With the poetic statement ‘My art is like the weather’, Brock Enright announces a practice of the kind of vision and scope that I find compelling and inspiring: a perfect storm. Enright maintains a fearless attitude towards the creative act, along with an extraordinary artistic skillset, which enables him to actualise in any artistic medium. He ventures out into territory that reminds me of Miles Davis playing a few notes that can make you cry.
I do not profess to say I understand his work completely; however, it is simple, which is exactly what moves me and draws me to it.
His work is not ‘about something’ but rather is something. It holds fast to the idea that an artistic act is performative in nature. The work that illustrates this best is his ongoing sculpture series Parcells, a word that describes an object ephemera that has been created by an action, not just physical materials.
The thread that is woven throughout Brock’s vast material list and seemingly unrelated works creates a strong webbed system. It is a meshwork for one to explore and meander through. He does this in the hope of continuing the conversation of the creative act and discovering or rediscovering what is overlooked or invisible.
Brock has gained a certain degree of notoriety because of a company that he created as a ‘sculpture’. But his work is much more than just this one thing that has been sensationalised by the media.

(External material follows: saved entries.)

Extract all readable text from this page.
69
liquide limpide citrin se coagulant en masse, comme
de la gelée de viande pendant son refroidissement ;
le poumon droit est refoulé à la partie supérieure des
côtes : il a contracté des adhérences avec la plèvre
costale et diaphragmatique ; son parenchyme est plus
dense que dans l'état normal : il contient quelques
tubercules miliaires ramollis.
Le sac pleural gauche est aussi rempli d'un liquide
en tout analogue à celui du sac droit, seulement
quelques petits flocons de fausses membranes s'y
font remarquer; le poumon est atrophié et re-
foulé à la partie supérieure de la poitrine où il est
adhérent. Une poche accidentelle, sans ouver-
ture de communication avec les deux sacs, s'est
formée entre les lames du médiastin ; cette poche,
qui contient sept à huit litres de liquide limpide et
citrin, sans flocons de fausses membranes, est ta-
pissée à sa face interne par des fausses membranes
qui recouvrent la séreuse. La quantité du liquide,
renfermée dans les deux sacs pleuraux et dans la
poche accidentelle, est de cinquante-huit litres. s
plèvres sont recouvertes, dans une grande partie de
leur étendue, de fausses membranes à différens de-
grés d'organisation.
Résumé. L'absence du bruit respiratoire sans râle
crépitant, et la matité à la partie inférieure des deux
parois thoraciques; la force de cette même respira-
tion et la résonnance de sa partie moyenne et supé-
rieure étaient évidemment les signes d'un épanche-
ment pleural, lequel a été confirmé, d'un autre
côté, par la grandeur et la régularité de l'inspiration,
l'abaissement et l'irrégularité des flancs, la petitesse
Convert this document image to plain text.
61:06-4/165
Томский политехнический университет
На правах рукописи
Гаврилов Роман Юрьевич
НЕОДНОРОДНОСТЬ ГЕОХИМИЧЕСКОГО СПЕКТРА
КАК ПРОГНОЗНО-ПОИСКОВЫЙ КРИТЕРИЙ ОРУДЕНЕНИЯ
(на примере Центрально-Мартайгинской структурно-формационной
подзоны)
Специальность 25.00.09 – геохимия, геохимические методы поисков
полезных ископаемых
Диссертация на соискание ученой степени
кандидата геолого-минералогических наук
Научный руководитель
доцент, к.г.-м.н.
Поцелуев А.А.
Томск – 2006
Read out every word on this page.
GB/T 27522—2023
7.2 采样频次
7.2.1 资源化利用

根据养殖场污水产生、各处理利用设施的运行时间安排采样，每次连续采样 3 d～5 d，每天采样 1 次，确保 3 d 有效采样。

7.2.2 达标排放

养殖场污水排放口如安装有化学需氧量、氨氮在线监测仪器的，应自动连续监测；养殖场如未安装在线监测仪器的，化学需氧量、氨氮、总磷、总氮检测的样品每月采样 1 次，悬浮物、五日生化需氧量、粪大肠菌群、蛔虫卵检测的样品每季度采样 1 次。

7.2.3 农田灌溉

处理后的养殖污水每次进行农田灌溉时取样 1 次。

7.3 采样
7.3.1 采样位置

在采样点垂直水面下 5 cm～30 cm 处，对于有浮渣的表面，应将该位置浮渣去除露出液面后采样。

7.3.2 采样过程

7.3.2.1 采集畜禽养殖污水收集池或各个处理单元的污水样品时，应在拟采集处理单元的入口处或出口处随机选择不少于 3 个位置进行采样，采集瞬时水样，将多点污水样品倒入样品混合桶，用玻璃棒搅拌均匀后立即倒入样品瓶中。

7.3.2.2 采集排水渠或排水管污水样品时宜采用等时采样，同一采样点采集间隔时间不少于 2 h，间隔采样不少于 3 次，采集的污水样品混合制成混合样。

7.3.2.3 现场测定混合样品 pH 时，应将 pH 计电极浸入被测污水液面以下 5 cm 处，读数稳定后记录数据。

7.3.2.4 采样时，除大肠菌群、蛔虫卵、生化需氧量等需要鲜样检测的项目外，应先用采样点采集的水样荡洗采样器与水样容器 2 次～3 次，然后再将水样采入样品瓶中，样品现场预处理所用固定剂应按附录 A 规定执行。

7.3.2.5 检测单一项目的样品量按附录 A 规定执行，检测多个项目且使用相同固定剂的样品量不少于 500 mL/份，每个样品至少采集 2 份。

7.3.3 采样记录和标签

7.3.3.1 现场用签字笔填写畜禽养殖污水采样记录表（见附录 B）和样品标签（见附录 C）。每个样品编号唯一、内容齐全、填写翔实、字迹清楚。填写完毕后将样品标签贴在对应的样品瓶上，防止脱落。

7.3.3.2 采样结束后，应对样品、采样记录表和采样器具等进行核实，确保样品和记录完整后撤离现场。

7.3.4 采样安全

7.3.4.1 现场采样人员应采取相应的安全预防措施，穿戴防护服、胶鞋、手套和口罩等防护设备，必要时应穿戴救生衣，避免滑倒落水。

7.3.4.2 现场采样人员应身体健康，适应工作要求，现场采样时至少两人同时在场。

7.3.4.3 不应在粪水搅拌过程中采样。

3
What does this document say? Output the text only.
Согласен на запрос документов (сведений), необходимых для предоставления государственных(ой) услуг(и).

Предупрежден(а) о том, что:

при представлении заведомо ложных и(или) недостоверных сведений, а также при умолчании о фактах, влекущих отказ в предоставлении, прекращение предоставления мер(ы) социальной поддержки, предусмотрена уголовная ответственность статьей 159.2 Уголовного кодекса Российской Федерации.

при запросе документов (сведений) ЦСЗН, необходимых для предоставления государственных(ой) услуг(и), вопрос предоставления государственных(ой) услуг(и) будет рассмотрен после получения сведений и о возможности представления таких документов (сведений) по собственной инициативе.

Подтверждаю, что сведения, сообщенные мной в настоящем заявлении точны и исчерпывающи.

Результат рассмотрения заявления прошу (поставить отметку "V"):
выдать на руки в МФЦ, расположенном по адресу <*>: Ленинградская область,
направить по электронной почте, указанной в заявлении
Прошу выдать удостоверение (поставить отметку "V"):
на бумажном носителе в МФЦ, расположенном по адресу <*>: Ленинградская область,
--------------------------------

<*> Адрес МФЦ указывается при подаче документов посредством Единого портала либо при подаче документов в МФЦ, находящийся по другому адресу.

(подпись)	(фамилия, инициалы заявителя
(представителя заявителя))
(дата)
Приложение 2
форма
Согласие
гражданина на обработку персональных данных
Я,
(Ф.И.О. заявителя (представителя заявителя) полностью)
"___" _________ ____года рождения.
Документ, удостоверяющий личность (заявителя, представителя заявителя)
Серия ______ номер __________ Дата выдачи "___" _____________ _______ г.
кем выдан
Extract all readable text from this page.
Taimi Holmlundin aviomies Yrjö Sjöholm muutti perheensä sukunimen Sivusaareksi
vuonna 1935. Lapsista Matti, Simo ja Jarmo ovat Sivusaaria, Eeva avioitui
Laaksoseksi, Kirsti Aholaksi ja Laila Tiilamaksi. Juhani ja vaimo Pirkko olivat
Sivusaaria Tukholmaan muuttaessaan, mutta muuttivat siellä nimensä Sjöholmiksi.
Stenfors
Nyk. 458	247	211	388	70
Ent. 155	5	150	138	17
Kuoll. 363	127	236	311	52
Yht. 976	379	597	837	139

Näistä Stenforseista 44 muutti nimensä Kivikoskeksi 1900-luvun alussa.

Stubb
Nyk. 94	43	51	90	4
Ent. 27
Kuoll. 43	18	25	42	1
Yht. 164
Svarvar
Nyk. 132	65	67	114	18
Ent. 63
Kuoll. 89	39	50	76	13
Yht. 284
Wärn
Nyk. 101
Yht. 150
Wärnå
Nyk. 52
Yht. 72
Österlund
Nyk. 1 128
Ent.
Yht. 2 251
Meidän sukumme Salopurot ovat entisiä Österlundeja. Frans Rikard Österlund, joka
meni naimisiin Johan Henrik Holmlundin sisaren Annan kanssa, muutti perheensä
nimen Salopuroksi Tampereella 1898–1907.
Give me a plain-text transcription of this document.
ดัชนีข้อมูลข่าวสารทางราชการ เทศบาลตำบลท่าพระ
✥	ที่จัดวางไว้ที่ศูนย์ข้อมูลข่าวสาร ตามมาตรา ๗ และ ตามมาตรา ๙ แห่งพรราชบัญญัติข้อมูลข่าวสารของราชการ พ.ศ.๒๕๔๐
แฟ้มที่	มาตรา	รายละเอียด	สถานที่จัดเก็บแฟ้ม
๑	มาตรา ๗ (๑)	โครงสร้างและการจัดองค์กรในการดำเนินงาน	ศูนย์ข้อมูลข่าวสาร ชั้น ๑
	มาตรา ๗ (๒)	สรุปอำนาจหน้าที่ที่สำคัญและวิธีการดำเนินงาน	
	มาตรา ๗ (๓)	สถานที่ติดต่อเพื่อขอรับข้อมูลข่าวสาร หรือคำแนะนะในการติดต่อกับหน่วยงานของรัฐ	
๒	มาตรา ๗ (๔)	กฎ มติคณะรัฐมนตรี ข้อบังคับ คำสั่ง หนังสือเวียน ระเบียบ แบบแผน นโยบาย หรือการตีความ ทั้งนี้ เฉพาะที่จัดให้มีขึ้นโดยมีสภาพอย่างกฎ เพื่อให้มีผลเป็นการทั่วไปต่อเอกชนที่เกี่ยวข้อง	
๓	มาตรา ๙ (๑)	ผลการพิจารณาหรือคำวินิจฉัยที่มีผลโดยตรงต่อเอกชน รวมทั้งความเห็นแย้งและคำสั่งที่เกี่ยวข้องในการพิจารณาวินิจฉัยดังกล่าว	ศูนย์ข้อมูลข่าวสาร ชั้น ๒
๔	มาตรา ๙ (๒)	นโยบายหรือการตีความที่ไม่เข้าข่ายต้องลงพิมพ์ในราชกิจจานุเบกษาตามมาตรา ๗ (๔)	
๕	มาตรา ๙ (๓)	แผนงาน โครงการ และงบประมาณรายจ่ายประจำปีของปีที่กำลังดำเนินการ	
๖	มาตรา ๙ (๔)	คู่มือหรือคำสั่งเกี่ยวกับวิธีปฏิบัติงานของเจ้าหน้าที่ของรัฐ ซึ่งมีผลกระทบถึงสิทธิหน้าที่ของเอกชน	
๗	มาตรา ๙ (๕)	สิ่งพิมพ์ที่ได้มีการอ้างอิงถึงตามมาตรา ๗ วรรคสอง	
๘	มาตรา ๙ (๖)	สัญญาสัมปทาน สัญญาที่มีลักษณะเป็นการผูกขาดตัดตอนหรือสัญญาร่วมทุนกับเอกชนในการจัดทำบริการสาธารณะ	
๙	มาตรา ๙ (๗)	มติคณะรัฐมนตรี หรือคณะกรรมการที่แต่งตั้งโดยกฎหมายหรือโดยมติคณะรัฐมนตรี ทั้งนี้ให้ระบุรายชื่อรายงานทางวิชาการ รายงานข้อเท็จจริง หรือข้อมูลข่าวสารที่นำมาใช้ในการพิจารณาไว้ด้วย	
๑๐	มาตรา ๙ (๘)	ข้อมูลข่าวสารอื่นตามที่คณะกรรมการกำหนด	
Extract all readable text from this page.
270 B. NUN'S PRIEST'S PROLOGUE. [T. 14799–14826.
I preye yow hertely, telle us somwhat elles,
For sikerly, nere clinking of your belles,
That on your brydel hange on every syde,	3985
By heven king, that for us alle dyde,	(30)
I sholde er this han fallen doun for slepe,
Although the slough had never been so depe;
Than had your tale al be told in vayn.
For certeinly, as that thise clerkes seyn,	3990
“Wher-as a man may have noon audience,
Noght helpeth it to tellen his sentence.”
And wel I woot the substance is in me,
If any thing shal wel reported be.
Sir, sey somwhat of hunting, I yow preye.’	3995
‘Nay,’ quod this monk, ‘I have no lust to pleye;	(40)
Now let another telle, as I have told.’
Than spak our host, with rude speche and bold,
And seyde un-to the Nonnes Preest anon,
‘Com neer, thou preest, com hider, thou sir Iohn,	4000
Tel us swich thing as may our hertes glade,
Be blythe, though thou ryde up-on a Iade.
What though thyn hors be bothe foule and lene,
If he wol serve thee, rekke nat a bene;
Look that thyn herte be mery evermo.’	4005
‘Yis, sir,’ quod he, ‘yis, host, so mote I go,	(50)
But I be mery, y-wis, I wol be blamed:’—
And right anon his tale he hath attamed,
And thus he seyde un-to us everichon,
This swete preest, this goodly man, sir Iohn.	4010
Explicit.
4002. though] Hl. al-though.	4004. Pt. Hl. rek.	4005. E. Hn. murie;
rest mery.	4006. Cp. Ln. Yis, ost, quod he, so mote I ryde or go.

In his recent ‘light drawings’, the lines are actually excisions from a mirror’s surface, which makes them negatives. These works carry in them much of what Brock pursues in his work. Almost mystical in their elegance, they are a paradox.
While I see many young artists trying to fashion a truth, Brock’s extraordinary energy and gifts are focused like a laser beam on telling the truth. His various bodies of work can be daunting to penetrate, but given time, one will find through them an artist of great vision and relentless courage.